Слушает соловья Вася Акимов, и его сердце тоскливо сжимается. Даже плакать хочется. Жил, не тужил, с пацанами дружил, мечтал о профессии шофера, был счастлив. Зачем пошел на этот спектакль? Дался он ему, как собаке пятая нога. А вот пошел, и увидел там Люсю. Такую настоящую, какой она, наверное была на самом деле: крупная, сильная, мягкая и ласковая. На Люсе – бархатное платье, а гладкие волосы закручены в тугой узел. Люся уютная и домашняя. Шорох платья слышно всем зрителям… А Вася на нее никогда внимания не обращал. И вообще, ему нравилась Софи Лорен. Ничего, нужно просто быть вежливым.
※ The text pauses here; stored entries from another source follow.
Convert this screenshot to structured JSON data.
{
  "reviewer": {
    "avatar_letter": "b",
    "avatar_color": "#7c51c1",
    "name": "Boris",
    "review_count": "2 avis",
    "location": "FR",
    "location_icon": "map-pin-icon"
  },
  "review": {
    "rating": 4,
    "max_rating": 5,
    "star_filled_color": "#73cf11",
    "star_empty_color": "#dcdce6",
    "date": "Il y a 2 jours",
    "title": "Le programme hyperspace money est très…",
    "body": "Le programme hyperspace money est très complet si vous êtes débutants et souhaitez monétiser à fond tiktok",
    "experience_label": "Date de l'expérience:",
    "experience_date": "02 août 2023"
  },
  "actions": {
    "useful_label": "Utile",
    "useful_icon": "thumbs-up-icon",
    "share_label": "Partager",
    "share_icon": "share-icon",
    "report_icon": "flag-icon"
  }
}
Все-таки девчонка. Подарить ей цветы, например. Ну что там еще можно? Прокатить на мотоцикле, или на машине. Он обязательно прокатит.

Не спалось и председателю. В его доме – темень кромешная. Сам он намаялся за день настолько, что остался ночевать в конторе. На жестком диване устроился, укрывшись клетчатым пледом из верблюжьей шерсти, вытащенным из шкафа. А что там делать, в пустой избе? Здесь, в кабинете, все под рукой: и чайник, и заварка, и сахар. Окно конторское открыто навзничь, и свежий майский воздух вливается в кабинет, выгоняя тяжелый табачный смрад.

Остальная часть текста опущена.